If you and your spouse are considering divorce, understanding the basics about debt, marital and separate property can help you during your negotiations. California laws have specific rules about each, requiring you to abide by them so that you can divide your property.
What is property?
Essentially, property can be anything you can buy or sell, like vehicles, residences, furniture, etc. Property also encompasses assets you own such as IRAs and other retirement accounts, stocks and bonds, life insurance, patents, business and similar intangible items. The spouses in a marriage will have community property and separate property. Knowing the difference will help you divide your assets in divorce negotiations.
California is a community property state, meaning that all property acquired during the marriage belongs to both spouses. It includes all earnings of both spouses during the marriage as well as all of the debts. A middle category is quasi-community property, which one of the spouses bought in another state during the marriage. Real estate or cars bought elsewhere fall into this category but are still considered community property in a divorce.
Separate property is what each spouse owned before the marriage occurred.
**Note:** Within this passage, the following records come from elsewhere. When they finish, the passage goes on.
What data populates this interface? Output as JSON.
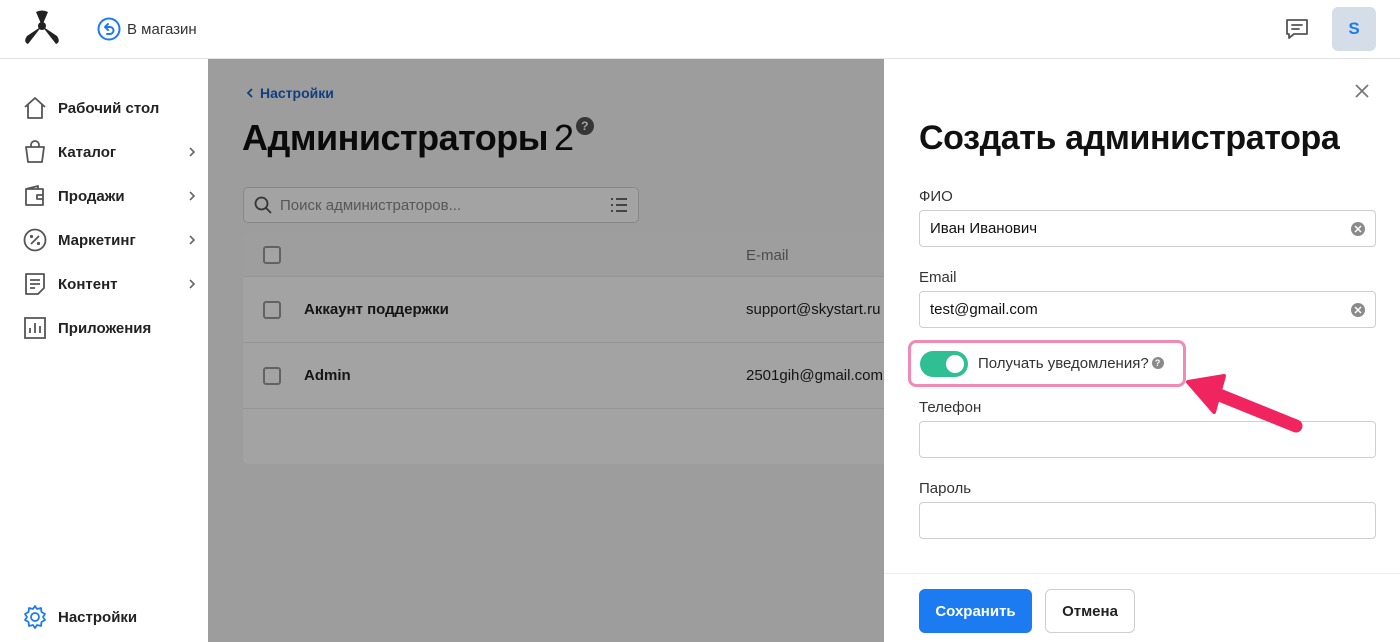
{
  "topbar": {
    "store_link": "В магазин",
    "avatar_letter": "S"
  },
  "sidebar": {
    "items": [
      {
        "label": "Рабочий стол",
        "icon": "home-icon",
        "has_submenu": false
      },
      {
        "label": "Каталог",
        "icon": "bag-icon",
        "has_submenu": true
      },
      {
        "label": "Продажи",
        "icon": "wallet-icon",
        "has_submenu": true
      },
      {
        "label": "Маркетинг",
        "icon": "percent-icon",
        "has_submenu": true
      },
      {
        "label": "Контент",
        "icon": "document-icon",
        "has_submenu": true
      },
      {
        "label": "Приложения",
        "icon": "chart-icon",
        "has_submenu": false
      }
    ],
    "settings_label": "Настройки"
  },
  "main": {
    "breadcrumb": "Настройки",
    "title": "Администраторы",
    "count": "2",
    "search_placeholder": "Поиск администраторов...",
    "table": {
      "email_header": "E-mail",
      "rows": [
        {
          "name": "Аккаунт поддержки",
          "email": "support@skystart.ru"
        },
        {
          "name": "Admin",
          "email": "2501gih@gmail.com"
        }
      ]
    }
  },
  "drawer": {
    "title": "Создать администратора",
    "fields": {
      "name_label": "ФИО",
      "name_value": "Иван Иванович",
      "email_label": "Email",
      "email_value": "test@gmail.com",
      "notify_label": "Получать уведомления?",
      "notify_on": true,
      "phone_label": "Телефон",
      "phone_value": "",
      "password_label": "Пароль",
      "password_value": ""
    },
    "save_label": "Сохранить",
    "cancel_label": "Отмена"
  },
  "colors": {
    "accent": "#1d7bf2",
    "toggle_on": "#2fbf92",
    "highlight": "#f18bb6",
    "annotation_arrow": "#f0245e"
  }
}
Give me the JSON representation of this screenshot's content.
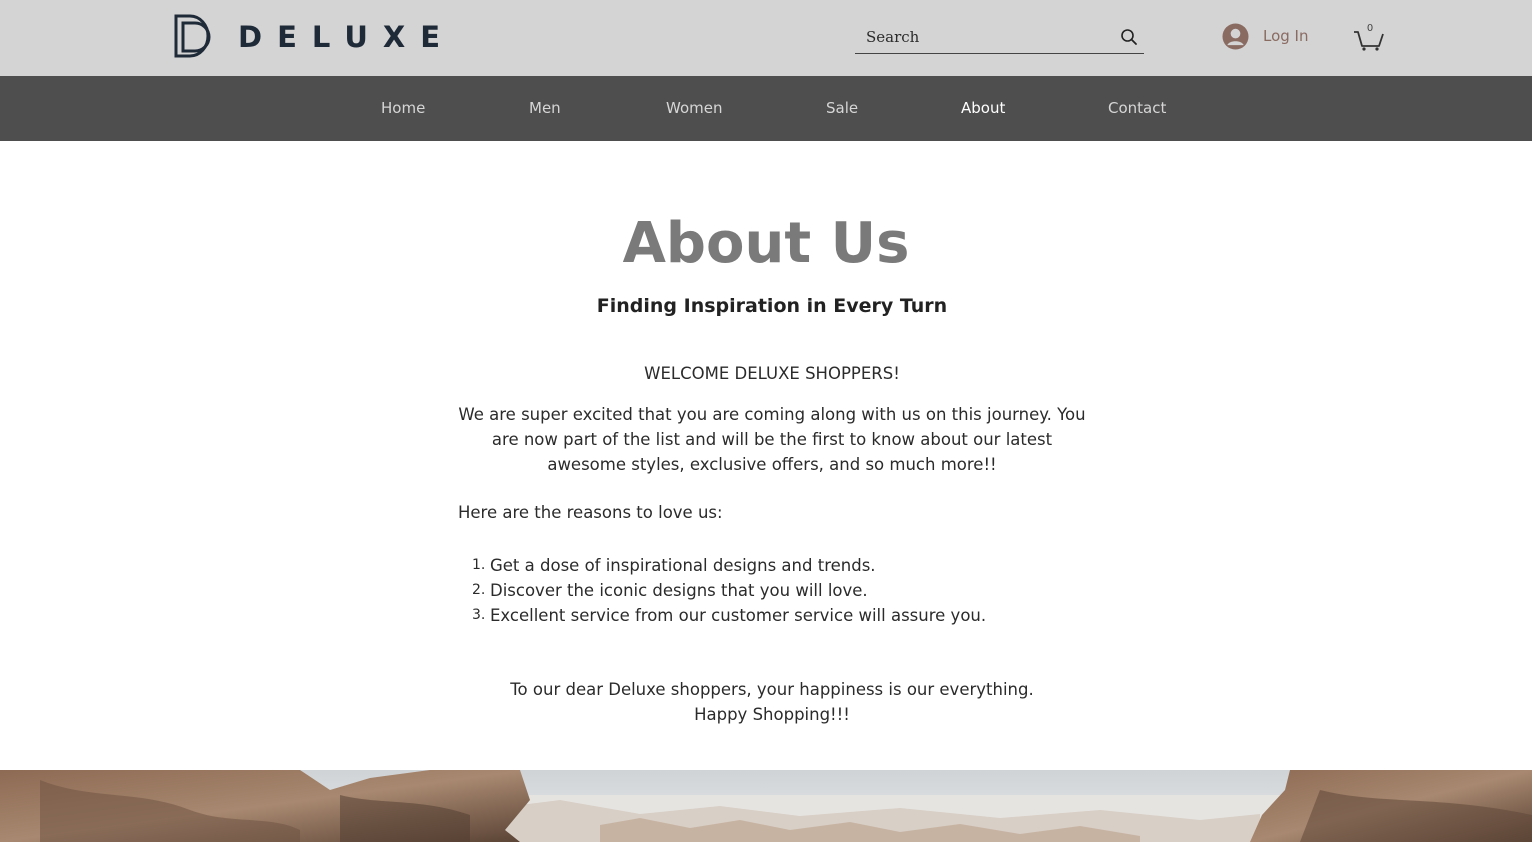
{
  "brand": {
    "name": "DELUXE",
    "logo_color": "#1f2a38"
  },
  "header": {
    "search_placeholder": "Search",
    "login_label": "Log In",
    "cart_count": "0"
  },
  "nav": {
    "items": [
      "Home",
      "Men",
      "Women",
      "Sale",
      "About",
      "Contact"
    ],
    "active": "About"
  },
  "page": {
    "title": "About Us",
    "subtitle": "Finding Inspiration in Every Turn",
    "welcome": "WELCOME DELUXE SHOPPERS!",
    "intro": "We are super excited that you are coming along with us on this journey. You are now part of the list and will be the first to know about our latest awesome styles, exclusive offers, and so much more!!",
    "reasons_heading": "Here are the reasons to love us:",
    "reasons": [
      "Get a dose of inspirational designs and trends.",
      "Discover the iconic designs that you will love.",
      "Excellent service from our customer service will assure you."
    ],
    "closing_line": "To our dear Deluxe shoppers, your happiness is our everything.",
    "closing_signoff": "Happy Shopping!!!"
  },
  "colors": {
    "header_bg": "#d4d4d4",
    "nav_bg": "#4f4e4e",
    "title": "#7a7a7a",
    "login_text": "#8a6b62"
  }
}
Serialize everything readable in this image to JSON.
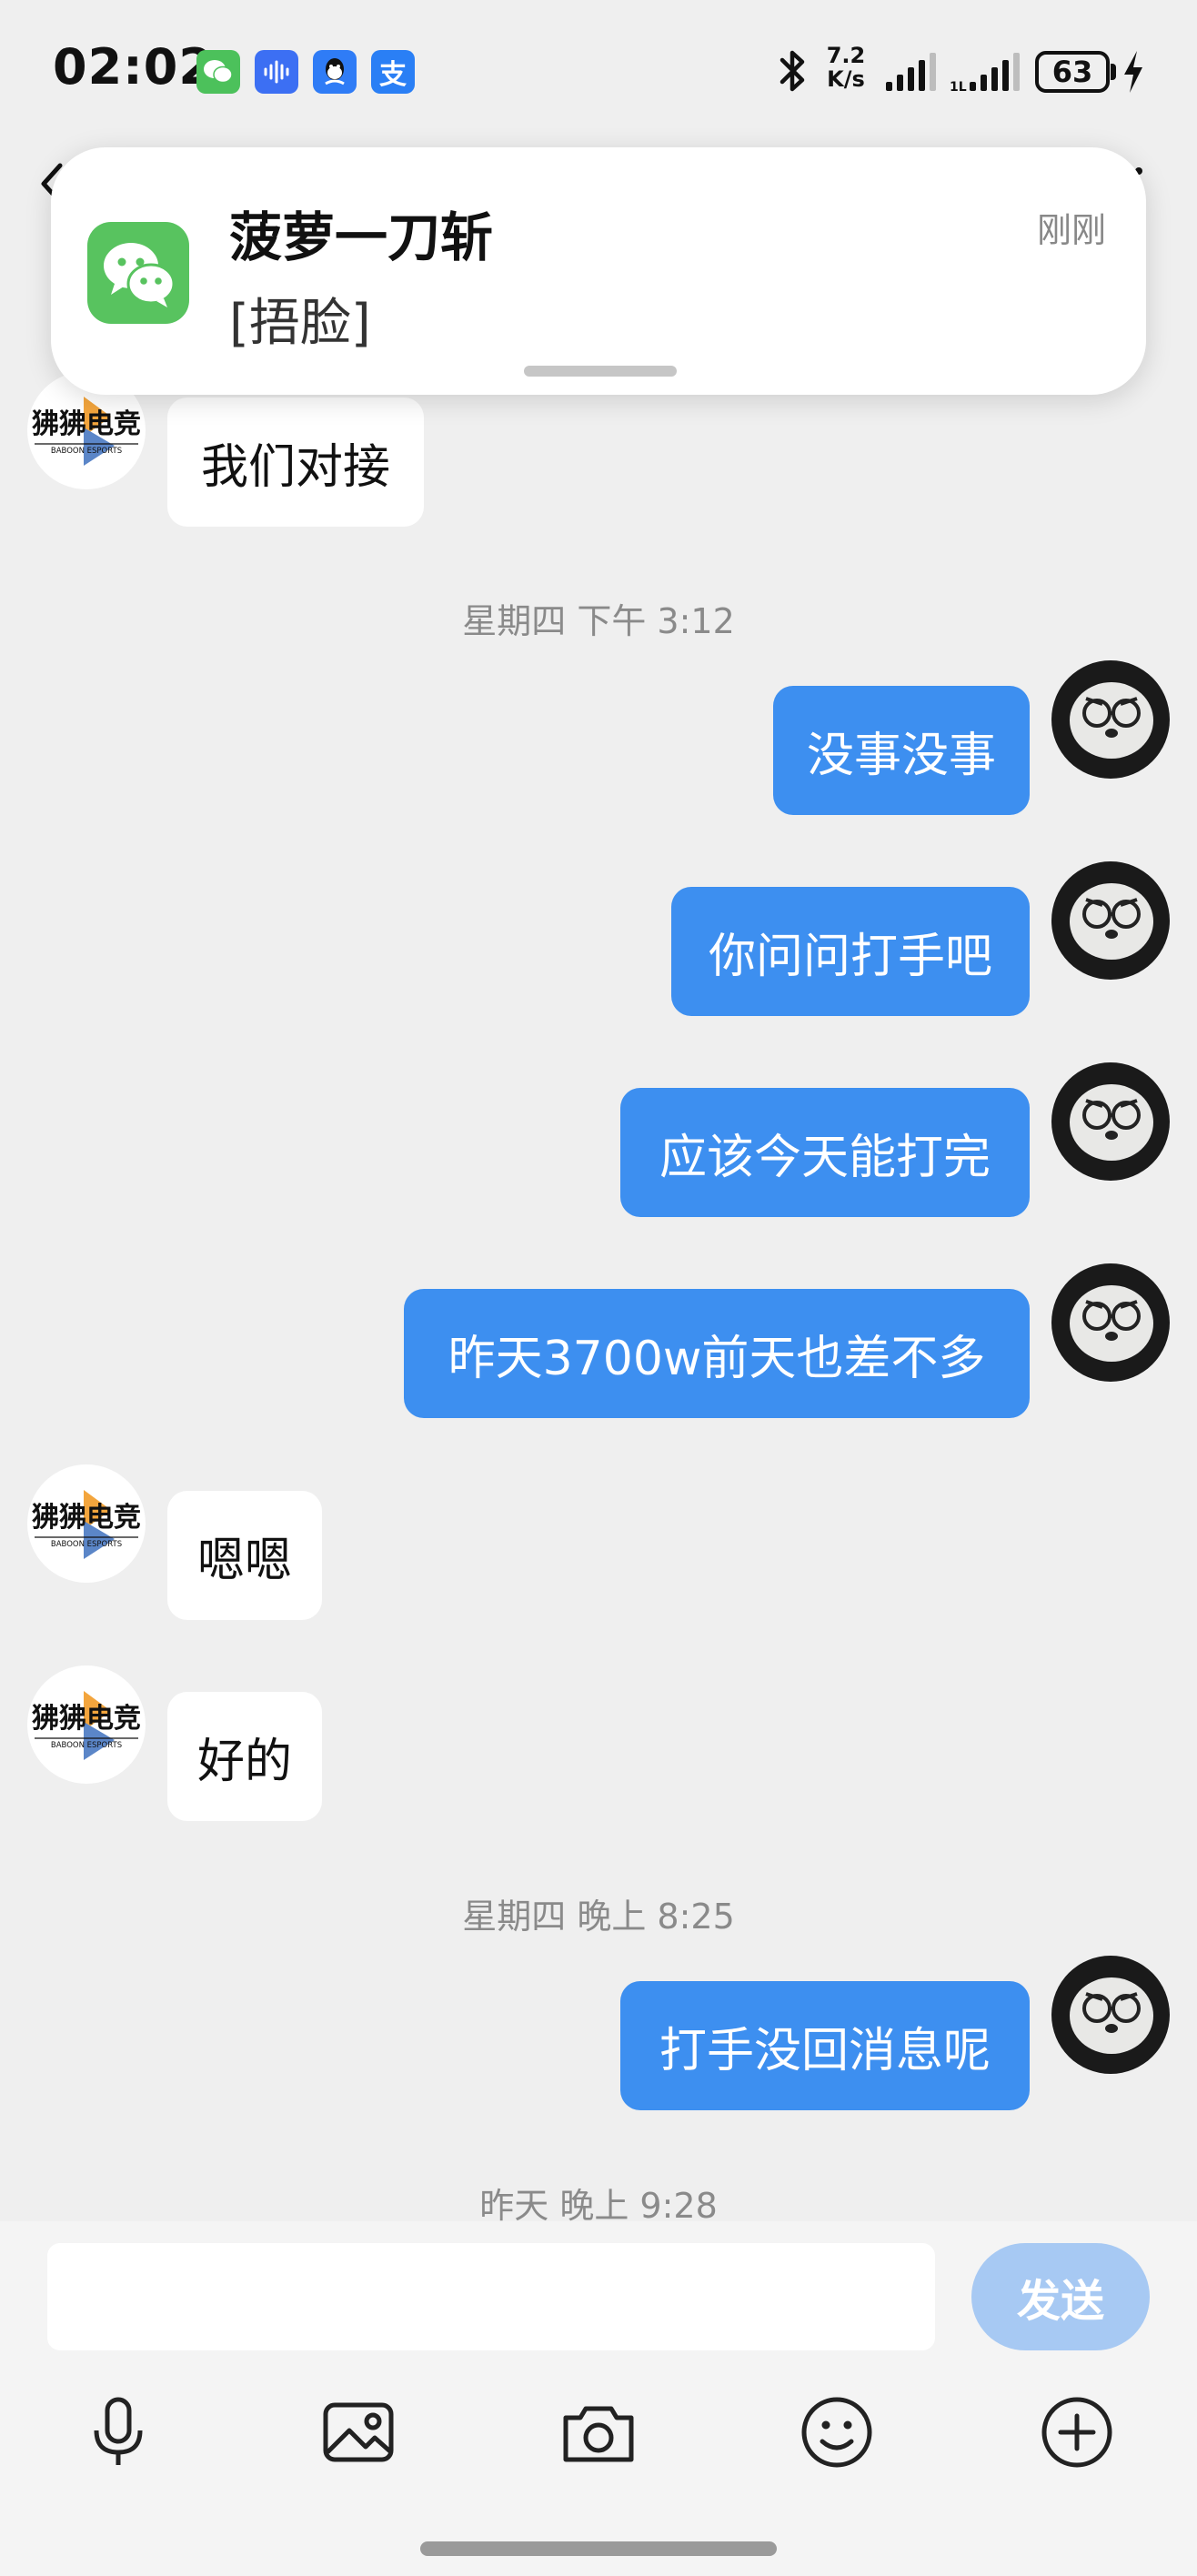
{
  "status_bar": {
    "time": "02:02",
    "net_speed_value": "7.2",
    "net_speed_unit": "K/s",
    "battery": "63"
  },
  "status_icons": [
    {
      "name": "wechat-icon",
      "color": "#4cc15b"
    },
    {
      "name": "voice-app-icon",
      "color": "#3c6ff3"
    },
    {
      "name": "qq-icon",
      "color": "#2f7cf6"
    },
    {
      "name": "alipay-icon",
      "color": "#2a7ff5",
      "glyph": "支"
    }
  ],
  "notification": {
    "title": "菠萝一刀斩",
    "text": "[捂脸]",
    "time": "刚刚"
  },
  "messages": [
    {
      "side": "in",
      "text": "我们对接"
    },
    {
      "type": "timestamp",
      "text": "星期四 下午 3:12"
    },
    {
      "side": "out",
      "text": "没事没事"
    },
    {
      "side": "out",
      "text": "你问问打手吧"
    },
    {
      "side": "out",
      "text": "应该今天能打完"
    },
    {
      "side": "out",
      "text": "昨天3700w前天也差不多"
    },
    {
      "side": "in",
      "text": "嗯嗯"
    },
    {
      "side": "in",
      "text": "好的"
    },
    {
      "type": "timestamp",
      "text": "星期四 晚上 8:25"
    },
    {
      "side": "out",
      "text": "打手没回消息呢"
    },
    {
      "type": "timestamp",
      "text": "昨天 晚上 9:28"
    }
  ],
  "contact_avatar": {
    "line1": "狒狒电竞",
    "line2": "BABOON ESPORTS"
  },
  "input": {
    "placeholder": "",
    "value": ""
  },
  "send_label": "发送",
  "toolbar": [
    "microphone-icon",
    "image-icon",
    "camera-icon",
    "emoji-icon",
    "plus-icon"
  ],
  "colors": {
    "outgoing_bubble": "#3d8ff0",
    "incoming_bubble": "#ffffff",
    "send_button": "#a7c9f3"
  }
}
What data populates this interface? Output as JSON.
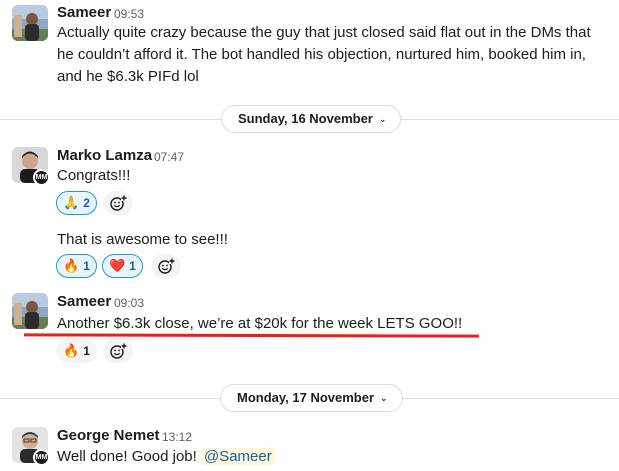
{
  "messages": {
    "m1": {
      "author": "Sameer",
      "time": "09:53",
      "line1": "Actually quite crazy because the guy that just closed said flat out in the DMs that",
      "line2": "he couldn’t afford it. The bot handled his objection, nurtured him, booked him in,",
      "line3": "and he $6.3k PIFd lol"
    },
    "m2": {
      "author": "Marko Lamza",
      "time": "07:47",
      "badge": "MM",
      "text": "Congrats!!!",
      "reaction_emoji": "🙏",
      "reaction_count": "2"
    },
    "m3": {
      "text": "That is awesome to see!!!",
      "reactions": [
        {
          "emoji": "🔥",
          "count": "1"
        },
        {
          "emoji": "❤️",
          "count": "1"
        }
      ]
    },
    "m4": {
      "author": "Sameer",
      "time": "09:03",
      "text": "Another $6.3k close, we’re at $20k for the week LETS GOO!!",
      "reaction_emoji": "🔥",
      "reaction_count": "1"
    },
    "m5": {
      "author": "George Nemet",
      "time": "13:12",
      "badge": "MM",
      "text": "Well done! Good job!",
      "mention": "@Sameer"
    }
  },
  "dividers": {
    "d1": "Sunday, 16 November",
    "d2": "Monday, 17 November"
  },
  "colors": {
    "accent_blue": "#1264a3",
    "highlight_red": "#e8201a"
  }
}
This category also includes anything you may have bought with separate property after the marriage occurred.
How does property division work?
When tallying your assets, only those considered community property are subject to property division in your divorce. Anything you owned before you got married will remain yours and not become subject to negotiations.
Nevertheless, some communal assets, especially retirement accounts, can be challenging to divide. Beyond California law, financial institutions may have their own rules about how to divide accounts you own, making the process difficult. It’s important to take time to understand all rules regarding property division instead of making rash, headlong decisions.